There are plenty of ways to be non-random which do not involve trying to take the most efficient means to one’s end. (I take it that’s about what Chronos meant by “rational”.)
A rational person is one who acts to maximize their expected utility. In more informal terms, you can say that someone is rational if they always act in their own best interests, but if you state it that way, people tend not to understand the distinction between rationality and selfishness.
Show me a lottery where the last game conveys information about future games, and you might have a good analogy. In the meantime, I’ll direct you towards Lo & MacKinlay’s A Non-Random Walk Down Wall Street, a standard exposition of predictably in the stock market. It’s highly recommended for anyone who’s not afraid of a lot of math.
There’s a guy in another forum I frequent who gets most of his income from trading in the stock market. He has tried these computer algorithms and he says they are mostly crap. For example they will tell you to buy back (at a loss) the stocks you just sold yesterday and stuff like that.
I’m going to have to pick up that book sometime soon. I’ve read “Random Walk Down Wall Street,” and the thesis is very compelling, although I think Malkiel shrugs away behavioral finance a little too much. That said, his overall conclusion is convincing and looks well documented. I’ve wanted to find a decent counterargument for some time, and it looks like the book you recommend would offer this in much the same manner Malkiel lays his thesis out.
I think it is interesting to note just how technical you have to get to refute the random walk hypothesis. Yeah, it’s false, but not in a way that a day trader or a charts guy will ever realize.
What does this mean practically? Does it mean that it is possible to “beat the system” in a way that will make money, or does it mean something more nuanced?
Sounds like s crummy algorithm. I would imagine especially if you were to stick to a handful of stocks it would be pretty easy to map historical highs and lows, along with the current average price paid per share. Program can be set to sell X amount per day/hour/whatever if prices exceed X amount over average or buy at X below average.
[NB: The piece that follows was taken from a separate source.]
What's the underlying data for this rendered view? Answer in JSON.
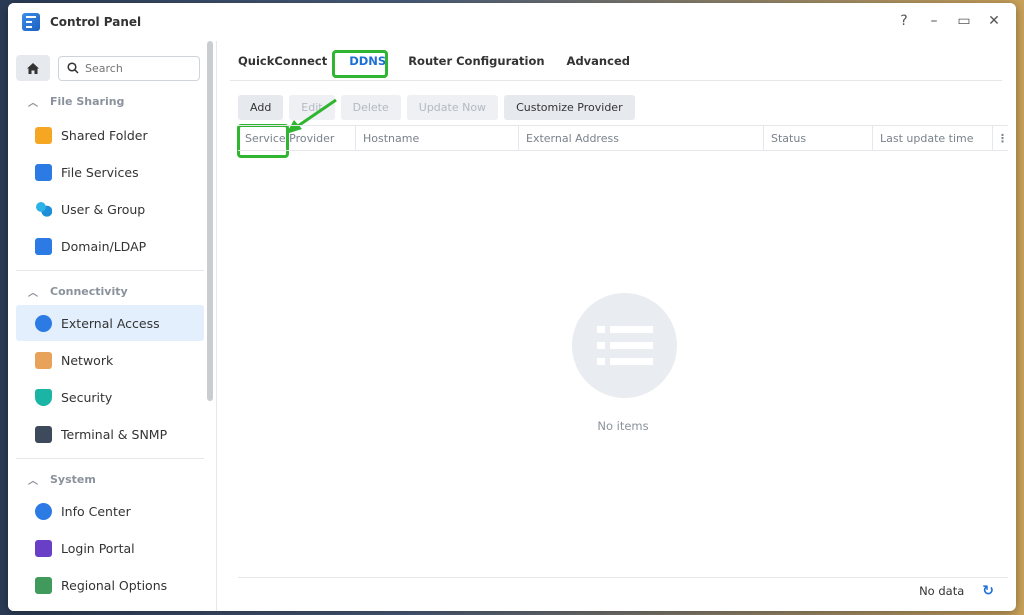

algo trading isn’t really for stock picking. It’s for scanning a huge amount of different instruments to find an arbitrage opportunity. And then execute on that arbitrage.
You’re overlooking the substantial first-mover advantage that can come from having a good (secret) algorithm. If the “best” strategy is to do the same thing that Scrooge does, Scrooge will still get better prices because the rest of the market has to wait to see what he does before they can do it. Of course, if the market really did just copy him, he could get fabulously wealthy just by manipulating the market, thus driving the “copy Scrooge” strategy into the ground. So the equilibrium state is that, even if the market knows that Scrooge is brilliant, they can’t profitably copy him after the fact. This maintains the constraint that trades are zero sum, but allows for the existence of a strategy that’s better than average.
So it’s quite possible for there to be intelligible strategies that beat the indices, provided that the strategy is not known to all, or, even if it is known, if you can somehow implement it faster than the other participants.
>Do people ever let computer programs figure out what to buy and what to sell on the stock market?
I once interviewed for a job at a day trading firm as 4 or 5 years ago. I asked the interviewer this question. He told me they use software but only to suggest or to perform automated actions. He told me he could watch sales of stocks and tell if someone is using AI because it does certain actions characteristically and supposedly they could use that to their advantage.
So its an interesting man vs machine scenario. It looks like the humans are pretty good at hacking the algorithm, thus the reflectance to leave it on autopilot.
That said, it might be smarter to use it for long-term investing, but in the world of day trading it doesnt seem to help too much.
Your conclusion isn’t founded. Nate didn’t say anything about the magnitude of change. Imagine every time the market went up after a loss it went up by 1%, but every time it went down after a loss it went down 10%. Even if went up after a loss 80% of the time, it would still be a losing proposition. Without this information, you can’t claim the strategy is to your advantage.
(Hey anyone - How do I keep the nested quote in there?)